La famille Gillet, de La Murette , près de Voiron , offre l’exemple d’une stratégie familiale mêlant façonnier et fabricant, avant la séparation de l’un des membres de la fratrie qui tente sa chance seul à Lyon. Elle concerne Ferdinand, Joseph et Léonce Gillet, tous trois frères d’une fratrie de huit enfants. En 1870, Joseph (trente ans) et Léonce (vingt-deux ans) sont « fabricants de soieries » à La Murette, tandis que l’aîné, Ferdinand 2102 (trente-trois ans), est « employé de commerce » à Lyon. Cependant, ce dernier état ne dure guère, puisque dans les années qui suivent, il se déclare lui aussi fabricant de soieries, établi à Lyon. Il semble avéré que les frères Gillet sont à la fois façonniers et fabricants. L’acte de société de 1875 nous éclaire davantage sur la société Gillet Noël Frères (établie pour une durée de quinze années) et le partage du pouvoir entre les trois frères : « la haute direction de la société appartiendra à Ferdinand Gillet , néanmoins toutes les résolutions intéressant la marche des affaires sociales devrait être délibérées en commun », avec l’accord d’au moins deux des trois associés. Malgré la présence de Ferdinand à Lyon, le siège est fixé à La Murette. Toutefois, « il sera facultatif à Ferdinand Gillet de n’employer que trois ou quatre jours par semaine aux affaires du magasin » ; ses appointements se montent ainsi à 1.400 francs par an contre 1.800 à chacun de ses frères. Le capital de l’affaire s’élève à 45.000 francs. En septembre 1877, Joseph se retire de l’affaire qui demeure entre les mains de Ferdinand et de Léonce. À cette occasion, le rôle de chacun est redéfini : « Léon sera chargé de la direction », alors que « Ferdinand devra chaque mois venir faire une ronde sur tous les métiers » ; cependant, « s’il venait à résider à La Murette, il prendrait la direction et aurait 2.500 francs » d’appointements (contre 2.000 francs à son cadet). Le capital se trouve réduit à 40.000 francs 2103 . Cependant, les deux frères se séparent quatre ans plus tard « d’un commun accord ». Ferdinand, doté d’une situation financière confortable grâce à la donation-partage que son beau-père a effectué quelques mois auparavant, souhaite peut-être s’établir seul 2104 .

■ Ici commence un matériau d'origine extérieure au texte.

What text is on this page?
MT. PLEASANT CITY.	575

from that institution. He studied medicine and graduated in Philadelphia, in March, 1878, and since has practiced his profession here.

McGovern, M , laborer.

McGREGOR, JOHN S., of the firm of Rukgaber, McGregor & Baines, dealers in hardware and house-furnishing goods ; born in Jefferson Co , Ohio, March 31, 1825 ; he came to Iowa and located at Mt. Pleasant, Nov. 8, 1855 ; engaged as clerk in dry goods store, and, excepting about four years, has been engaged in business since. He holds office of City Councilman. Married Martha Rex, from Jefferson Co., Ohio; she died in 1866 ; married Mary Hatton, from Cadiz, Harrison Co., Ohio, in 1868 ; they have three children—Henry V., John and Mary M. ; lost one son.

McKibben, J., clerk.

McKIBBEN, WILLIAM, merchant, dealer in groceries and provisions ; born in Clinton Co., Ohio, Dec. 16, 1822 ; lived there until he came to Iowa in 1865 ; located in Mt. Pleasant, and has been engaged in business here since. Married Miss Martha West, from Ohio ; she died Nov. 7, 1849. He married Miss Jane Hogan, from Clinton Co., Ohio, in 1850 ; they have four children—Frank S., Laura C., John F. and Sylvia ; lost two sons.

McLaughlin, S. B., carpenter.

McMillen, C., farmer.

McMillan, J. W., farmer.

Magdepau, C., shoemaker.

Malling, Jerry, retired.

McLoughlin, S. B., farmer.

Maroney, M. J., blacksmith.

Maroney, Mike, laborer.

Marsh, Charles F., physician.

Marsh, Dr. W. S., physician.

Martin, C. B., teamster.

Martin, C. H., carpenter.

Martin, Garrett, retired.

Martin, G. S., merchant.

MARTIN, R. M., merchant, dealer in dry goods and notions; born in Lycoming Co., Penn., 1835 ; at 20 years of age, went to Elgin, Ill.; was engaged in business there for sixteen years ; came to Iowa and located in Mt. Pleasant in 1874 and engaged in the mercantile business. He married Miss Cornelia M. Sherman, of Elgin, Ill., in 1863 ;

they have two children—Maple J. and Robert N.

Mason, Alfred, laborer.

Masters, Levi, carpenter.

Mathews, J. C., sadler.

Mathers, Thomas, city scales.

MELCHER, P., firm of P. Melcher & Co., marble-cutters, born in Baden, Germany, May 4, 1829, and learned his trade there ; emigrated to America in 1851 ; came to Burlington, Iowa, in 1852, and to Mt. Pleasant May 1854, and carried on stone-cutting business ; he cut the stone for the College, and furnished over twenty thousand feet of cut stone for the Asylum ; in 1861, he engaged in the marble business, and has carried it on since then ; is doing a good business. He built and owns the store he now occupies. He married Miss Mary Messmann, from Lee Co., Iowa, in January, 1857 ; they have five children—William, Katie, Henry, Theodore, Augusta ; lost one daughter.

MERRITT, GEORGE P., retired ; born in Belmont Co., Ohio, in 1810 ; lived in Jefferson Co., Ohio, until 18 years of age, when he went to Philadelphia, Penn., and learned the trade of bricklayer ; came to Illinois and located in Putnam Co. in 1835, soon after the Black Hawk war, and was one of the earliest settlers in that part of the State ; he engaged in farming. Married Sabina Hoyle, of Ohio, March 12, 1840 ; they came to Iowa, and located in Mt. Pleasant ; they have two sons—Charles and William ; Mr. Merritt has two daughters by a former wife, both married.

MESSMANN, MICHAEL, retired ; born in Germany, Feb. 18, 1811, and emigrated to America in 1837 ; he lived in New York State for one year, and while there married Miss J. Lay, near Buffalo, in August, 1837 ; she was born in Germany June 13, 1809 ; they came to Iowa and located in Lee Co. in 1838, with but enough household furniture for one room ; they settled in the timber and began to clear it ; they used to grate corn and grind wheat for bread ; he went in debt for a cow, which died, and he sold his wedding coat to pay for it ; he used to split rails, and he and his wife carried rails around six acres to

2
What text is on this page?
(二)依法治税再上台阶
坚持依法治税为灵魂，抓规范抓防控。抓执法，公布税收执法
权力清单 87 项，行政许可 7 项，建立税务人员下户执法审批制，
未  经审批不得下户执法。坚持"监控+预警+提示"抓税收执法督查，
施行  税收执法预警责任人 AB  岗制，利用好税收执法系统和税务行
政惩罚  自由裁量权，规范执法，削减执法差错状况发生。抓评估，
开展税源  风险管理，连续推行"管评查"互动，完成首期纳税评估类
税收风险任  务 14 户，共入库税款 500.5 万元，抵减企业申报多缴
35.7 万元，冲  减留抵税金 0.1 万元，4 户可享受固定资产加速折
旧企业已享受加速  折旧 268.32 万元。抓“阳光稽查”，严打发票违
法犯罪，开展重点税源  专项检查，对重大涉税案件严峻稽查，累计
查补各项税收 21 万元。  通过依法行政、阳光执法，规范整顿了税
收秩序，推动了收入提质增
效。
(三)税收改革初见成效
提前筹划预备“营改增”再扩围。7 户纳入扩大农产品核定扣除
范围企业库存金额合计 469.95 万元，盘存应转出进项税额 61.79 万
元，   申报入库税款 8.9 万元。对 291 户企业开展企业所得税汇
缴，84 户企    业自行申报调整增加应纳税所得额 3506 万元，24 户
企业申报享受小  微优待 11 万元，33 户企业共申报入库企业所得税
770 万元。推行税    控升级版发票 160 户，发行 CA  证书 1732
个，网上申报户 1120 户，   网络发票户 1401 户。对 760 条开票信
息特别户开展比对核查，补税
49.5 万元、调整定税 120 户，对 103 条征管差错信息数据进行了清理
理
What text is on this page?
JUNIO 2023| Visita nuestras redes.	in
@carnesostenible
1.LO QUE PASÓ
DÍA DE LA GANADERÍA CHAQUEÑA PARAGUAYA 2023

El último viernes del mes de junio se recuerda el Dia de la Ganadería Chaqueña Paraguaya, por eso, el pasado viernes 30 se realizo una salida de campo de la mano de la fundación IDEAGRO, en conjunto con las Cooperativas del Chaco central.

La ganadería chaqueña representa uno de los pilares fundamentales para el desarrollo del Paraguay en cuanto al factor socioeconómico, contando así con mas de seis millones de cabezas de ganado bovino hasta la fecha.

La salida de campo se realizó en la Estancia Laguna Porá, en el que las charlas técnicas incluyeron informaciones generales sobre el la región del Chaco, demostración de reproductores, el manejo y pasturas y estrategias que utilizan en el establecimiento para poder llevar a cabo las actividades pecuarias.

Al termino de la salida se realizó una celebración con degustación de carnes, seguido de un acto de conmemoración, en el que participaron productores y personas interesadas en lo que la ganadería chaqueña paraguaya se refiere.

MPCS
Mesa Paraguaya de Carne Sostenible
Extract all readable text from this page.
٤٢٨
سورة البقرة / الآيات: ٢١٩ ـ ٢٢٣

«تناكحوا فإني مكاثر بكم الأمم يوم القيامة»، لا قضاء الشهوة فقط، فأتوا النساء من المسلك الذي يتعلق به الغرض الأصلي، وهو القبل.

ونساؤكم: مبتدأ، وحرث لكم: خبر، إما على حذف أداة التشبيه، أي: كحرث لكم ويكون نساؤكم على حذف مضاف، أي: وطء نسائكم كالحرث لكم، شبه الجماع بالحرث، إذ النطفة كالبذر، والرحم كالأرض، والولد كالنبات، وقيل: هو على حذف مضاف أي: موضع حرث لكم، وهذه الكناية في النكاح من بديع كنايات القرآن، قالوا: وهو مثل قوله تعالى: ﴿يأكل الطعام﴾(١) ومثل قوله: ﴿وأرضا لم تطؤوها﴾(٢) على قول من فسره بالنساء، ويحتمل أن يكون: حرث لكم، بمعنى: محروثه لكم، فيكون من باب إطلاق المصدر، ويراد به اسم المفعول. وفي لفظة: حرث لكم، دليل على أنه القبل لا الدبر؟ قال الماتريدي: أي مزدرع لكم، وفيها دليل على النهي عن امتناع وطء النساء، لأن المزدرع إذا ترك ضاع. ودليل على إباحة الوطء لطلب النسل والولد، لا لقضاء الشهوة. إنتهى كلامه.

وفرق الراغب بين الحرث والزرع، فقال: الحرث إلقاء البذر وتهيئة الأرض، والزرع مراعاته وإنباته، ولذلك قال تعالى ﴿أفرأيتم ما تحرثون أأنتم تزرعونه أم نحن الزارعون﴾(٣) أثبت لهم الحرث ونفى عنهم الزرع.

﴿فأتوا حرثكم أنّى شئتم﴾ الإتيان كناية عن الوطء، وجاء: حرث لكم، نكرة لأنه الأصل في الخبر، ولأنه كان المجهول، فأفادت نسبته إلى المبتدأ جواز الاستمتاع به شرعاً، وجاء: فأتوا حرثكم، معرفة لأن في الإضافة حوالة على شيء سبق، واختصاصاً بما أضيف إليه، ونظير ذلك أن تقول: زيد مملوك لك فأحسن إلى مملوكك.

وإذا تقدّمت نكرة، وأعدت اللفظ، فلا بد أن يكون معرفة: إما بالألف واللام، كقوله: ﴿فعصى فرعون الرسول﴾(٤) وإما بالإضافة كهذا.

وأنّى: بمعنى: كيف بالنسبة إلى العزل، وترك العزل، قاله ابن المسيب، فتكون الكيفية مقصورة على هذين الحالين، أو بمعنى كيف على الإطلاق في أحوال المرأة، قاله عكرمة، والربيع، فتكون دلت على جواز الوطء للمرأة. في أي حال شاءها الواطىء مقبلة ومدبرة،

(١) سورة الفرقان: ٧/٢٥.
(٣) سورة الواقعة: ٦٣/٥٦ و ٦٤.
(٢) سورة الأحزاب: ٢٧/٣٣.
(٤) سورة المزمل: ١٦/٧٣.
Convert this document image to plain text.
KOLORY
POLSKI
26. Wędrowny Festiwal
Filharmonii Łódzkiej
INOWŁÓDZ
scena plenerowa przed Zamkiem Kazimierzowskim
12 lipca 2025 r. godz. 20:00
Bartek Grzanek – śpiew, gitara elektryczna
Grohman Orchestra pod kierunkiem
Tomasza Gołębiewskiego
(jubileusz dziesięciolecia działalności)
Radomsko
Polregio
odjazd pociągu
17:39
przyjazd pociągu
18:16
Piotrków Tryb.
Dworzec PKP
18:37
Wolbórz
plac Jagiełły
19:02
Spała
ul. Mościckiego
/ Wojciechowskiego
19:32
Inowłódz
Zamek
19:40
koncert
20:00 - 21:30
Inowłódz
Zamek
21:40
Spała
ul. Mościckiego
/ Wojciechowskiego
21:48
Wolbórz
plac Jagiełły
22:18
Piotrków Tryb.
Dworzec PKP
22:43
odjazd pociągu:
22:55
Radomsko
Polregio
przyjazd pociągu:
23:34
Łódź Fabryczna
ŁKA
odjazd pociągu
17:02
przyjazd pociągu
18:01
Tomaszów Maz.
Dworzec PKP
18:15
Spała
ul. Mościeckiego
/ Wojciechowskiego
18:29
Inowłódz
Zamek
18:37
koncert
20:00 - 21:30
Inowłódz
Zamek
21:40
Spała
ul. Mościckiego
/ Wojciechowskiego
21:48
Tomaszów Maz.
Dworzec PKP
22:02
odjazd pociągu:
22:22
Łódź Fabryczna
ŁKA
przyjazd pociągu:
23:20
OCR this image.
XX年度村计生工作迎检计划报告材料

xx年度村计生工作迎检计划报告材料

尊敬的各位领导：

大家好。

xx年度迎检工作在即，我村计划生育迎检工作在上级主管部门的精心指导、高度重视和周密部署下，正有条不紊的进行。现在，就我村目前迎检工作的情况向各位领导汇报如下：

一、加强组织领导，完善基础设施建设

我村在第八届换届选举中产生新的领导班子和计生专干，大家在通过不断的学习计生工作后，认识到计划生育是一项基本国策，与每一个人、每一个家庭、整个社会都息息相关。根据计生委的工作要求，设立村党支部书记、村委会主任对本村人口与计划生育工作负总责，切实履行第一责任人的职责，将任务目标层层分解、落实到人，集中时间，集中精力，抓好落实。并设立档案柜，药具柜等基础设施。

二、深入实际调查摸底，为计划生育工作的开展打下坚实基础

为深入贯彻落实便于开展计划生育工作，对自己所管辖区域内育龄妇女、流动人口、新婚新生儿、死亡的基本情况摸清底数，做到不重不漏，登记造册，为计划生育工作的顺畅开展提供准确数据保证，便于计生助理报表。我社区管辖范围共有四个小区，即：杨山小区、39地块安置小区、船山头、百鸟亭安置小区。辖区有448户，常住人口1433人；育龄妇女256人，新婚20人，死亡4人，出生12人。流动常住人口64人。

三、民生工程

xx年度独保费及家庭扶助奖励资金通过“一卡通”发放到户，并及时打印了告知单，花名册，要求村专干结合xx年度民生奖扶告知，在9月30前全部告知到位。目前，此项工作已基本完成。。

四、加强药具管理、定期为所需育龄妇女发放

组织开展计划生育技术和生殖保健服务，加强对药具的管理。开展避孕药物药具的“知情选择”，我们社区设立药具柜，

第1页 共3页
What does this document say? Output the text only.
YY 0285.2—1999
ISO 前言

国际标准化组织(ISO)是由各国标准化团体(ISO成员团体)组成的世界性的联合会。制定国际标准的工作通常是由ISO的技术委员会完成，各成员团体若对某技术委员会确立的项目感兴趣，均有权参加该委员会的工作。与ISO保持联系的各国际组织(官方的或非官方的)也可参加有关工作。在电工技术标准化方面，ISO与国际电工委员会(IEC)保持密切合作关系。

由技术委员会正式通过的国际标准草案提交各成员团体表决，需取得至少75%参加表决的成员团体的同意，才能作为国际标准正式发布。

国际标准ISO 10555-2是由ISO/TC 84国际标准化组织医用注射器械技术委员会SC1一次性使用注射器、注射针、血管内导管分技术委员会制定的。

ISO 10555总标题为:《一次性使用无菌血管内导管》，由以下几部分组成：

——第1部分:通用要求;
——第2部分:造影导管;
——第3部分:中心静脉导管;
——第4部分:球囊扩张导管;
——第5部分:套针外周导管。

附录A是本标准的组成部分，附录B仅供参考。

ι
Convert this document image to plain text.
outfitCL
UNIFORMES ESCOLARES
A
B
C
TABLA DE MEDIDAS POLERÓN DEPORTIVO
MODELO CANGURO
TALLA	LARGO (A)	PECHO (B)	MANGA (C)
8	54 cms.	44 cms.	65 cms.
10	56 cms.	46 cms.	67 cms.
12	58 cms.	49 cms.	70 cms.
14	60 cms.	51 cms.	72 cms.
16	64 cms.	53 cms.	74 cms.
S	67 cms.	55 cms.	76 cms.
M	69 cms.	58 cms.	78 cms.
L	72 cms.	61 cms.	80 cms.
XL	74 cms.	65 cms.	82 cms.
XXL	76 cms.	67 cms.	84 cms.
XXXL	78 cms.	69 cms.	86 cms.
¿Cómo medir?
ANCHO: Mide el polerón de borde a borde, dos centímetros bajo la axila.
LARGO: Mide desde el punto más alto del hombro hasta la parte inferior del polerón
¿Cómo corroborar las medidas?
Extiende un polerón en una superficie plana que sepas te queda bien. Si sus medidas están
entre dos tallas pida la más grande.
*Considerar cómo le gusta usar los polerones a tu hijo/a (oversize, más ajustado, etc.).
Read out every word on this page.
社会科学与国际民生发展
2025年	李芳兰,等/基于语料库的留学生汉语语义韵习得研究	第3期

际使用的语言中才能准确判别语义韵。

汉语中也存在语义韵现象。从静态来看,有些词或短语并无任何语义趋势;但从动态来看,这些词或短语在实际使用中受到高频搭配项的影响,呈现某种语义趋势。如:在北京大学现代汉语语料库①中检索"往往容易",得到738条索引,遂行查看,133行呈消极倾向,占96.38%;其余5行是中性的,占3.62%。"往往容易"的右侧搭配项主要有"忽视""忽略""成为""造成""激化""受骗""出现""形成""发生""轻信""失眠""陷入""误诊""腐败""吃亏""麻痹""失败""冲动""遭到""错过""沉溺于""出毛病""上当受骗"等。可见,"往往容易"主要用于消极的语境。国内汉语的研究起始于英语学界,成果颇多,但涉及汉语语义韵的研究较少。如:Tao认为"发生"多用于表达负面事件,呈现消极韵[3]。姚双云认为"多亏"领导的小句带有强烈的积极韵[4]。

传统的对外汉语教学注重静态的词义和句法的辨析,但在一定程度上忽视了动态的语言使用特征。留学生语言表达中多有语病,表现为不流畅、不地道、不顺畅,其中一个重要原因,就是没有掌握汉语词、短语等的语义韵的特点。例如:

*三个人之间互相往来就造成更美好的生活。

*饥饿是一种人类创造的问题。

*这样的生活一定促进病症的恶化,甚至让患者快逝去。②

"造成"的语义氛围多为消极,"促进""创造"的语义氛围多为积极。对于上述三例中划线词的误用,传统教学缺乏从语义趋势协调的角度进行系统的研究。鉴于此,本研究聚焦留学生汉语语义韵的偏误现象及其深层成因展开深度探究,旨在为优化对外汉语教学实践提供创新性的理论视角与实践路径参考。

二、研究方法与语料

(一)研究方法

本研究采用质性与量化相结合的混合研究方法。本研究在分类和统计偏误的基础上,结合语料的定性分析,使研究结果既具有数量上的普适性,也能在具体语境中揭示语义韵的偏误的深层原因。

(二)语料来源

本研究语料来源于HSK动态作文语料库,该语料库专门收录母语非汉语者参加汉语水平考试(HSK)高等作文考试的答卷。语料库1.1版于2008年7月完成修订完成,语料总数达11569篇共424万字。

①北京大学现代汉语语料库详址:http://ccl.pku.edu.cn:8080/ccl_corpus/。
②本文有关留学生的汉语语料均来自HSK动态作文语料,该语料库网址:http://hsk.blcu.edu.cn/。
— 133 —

De son côté, Léonce crée son propre tissage à Apprieu , vers 1885-1888. Ferdinand établit ses magasins rue Pizay, où se concentrent les plus importantes maisons de la place, comme Léon Permezel & Cie. Cependant, son affaire semble modeste au regard d’un Brosset-Heckel ou d’un Jaubert -Audras : en 1896, à son décès, elle est évaluée à 156.000 francs environ, dont 101.980 francs pour les marchandises fabriquées, 48.050 francs pour les matières premières non tissées, le solde concernant l’agencement des bureaux et des magasins, la clientèle et l’achalandage. Comparées à ses apports figurant dans son contrat de mariage en 1872, sa fortune et sa réussite sont pourtant bien réelles ; de 26.000 francs en 1872, son avoir est passé à la fin du siècle à 240.000 francs 2105 . L’absence d’inventaire après décès (notamment l’inventaire des papiers, des comptes des débiteurs et créanciers) ne nous permet pas d’établir une relation d’affaire soutenue avec le tissage de son frère Léonce à Apprieu. Tant chez les Gillet que chez les Anselme, il n’est pas possible de dire, en l’absence de sources privées, l’origine de cette séparation.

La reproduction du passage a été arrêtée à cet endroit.